2. Definition of PEs
The new China-Italy DTA raises the threshold for establishing a construction PE[5] by changing the duration requirement from “more than six months” to “more than twelve months.” Additionally, the threshold for establishing a service PE[6] has been refined from six months to 183 days.
A&M observations: In the 1980s, China's tax treaties with other jurisdictions commonly used a six-month standard for both construction PEs and service PEs. In tax treaties signed in the new century, the standard for construction PEs has generally shifted to 12 months, while the standard for service PEs has been adjusted to 183 days. According to the STA Announcement 2018 No. 11, the time requirement for service activities to constitute a PE was revised from "six months" to "183 days." The changes in the China-Italy DTA are consistent with this trend.
[1] “America First Investment Policy,” Executive Memorandum, The White House, February 21, 2025, https://www.whitehouse.gov/presidential-actions/2025/02/america-first-investment-policy/
[2] Public Notice 6, China State Taxation Administration, March 6, 2025, https://fgk.chinatax.gov.cn/zcfgk/c100012/c5239047/content.html
[3] “United States-The People’s Republic of China Income Tax Convention,” April 30, 1984, Entered into Force January 1, 1987, Internal Revenue Service, https://www.irs.gov/pub/irs-trty/china.pdf
[4] Double Taxation Agreement between Italy and China, March 23, 2019, Entered into Force February 19, 2025, China State Taxation Administration, https://www.chinatax.gov.cn/chinatax/n810341/n810770/c4210610/5027091/files/%E6%84%8F%E5%A4%A7%E5%88%A9%E6%96%B0%E5%8D%8F%E5%AE%9A.pdf
[5] According to the OECD Model Convention, a building site or construction or installation project constitutes a PE (construction PE) if it lasts more than 12 months.
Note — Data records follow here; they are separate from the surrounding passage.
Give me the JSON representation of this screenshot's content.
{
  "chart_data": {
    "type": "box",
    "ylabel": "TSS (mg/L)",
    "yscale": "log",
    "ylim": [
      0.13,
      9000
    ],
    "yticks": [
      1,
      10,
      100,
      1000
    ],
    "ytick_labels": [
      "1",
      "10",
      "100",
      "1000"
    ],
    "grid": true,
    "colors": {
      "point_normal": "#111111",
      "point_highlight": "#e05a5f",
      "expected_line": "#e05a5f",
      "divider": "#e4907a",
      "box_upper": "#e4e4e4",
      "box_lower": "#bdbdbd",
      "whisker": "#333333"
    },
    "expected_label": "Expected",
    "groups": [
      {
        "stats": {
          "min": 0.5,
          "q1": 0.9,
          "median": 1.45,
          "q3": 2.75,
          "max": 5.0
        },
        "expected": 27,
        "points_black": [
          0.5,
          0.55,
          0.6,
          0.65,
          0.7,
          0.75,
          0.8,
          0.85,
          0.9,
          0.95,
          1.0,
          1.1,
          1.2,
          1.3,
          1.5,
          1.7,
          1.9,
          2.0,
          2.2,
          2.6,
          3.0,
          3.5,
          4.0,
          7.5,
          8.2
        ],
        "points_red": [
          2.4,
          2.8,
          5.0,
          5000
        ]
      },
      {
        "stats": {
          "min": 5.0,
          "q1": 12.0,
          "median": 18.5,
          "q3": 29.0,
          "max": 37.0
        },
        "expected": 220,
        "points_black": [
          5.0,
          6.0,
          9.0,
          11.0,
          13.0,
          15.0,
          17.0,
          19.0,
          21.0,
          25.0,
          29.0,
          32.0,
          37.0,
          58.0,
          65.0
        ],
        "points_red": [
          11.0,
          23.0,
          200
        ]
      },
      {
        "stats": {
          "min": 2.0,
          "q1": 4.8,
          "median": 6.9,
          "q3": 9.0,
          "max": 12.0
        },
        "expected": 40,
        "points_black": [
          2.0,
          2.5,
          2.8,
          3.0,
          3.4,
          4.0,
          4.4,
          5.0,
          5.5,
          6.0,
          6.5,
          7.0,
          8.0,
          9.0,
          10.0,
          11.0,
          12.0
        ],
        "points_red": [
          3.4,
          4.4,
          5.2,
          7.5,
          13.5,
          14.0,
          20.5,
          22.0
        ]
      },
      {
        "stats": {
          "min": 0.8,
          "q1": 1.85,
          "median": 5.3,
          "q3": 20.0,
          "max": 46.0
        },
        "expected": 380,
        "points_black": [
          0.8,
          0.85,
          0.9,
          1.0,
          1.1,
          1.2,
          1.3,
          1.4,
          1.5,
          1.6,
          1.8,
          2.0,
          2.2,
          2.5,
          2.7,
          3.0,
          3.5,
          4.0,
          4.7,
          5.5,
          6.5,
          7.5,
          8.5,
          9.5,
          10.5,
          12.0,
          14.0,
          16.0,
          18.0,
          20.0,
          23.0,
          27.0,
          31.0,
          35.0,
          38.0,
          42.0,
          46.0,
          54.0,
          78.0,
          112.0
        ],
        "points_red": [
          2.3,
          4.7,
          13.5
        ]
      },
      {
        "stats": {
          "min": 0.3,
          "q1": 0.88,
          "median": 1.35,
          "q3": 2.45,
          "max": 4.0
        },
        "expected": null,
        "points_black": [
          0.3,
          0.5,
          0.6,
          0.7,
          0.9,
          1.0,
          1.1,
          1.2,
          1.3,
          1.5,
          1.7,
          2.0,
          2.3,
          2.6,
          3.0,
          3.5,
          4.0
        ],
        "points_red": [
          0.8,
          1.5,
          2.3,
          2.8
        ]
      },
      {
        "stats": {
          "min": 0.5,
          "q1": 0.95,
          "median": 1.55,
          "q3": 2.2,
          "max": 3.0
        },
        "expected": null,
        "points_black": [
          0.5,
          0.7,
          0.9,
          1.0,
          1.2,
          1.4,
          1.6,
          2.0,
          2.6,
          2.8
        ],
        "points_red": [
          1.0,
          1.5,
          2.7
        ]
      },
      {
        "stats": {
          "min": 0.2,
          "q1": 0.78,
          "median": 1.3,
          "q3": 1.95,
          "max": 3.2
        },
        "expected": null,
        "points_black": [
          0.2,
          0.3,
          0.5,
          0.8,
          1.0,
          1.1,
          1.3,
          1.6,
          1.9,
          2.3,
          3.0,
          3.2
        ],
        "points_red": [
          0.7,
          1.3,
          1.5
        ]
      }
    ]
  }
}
According to the UN Model Convention, a “construction PE” is defined as a building site, a construction, assembly or installation project or supervisory activities in connection therewith, but only if such site, project or activities last more than six months.
[6] According to the UN Model Convention, a “service PE” is defined as the furnishing of services, including consultancy services, by an enterprise through employees or other personnel engaged by the enterprise for such purpose, but only if activities of that nature continue (for the same or a connected project) within a Contracting State for a period or periods aggregating more than 183 days in any 12-month period commencing or ending in the fiscal year concerned.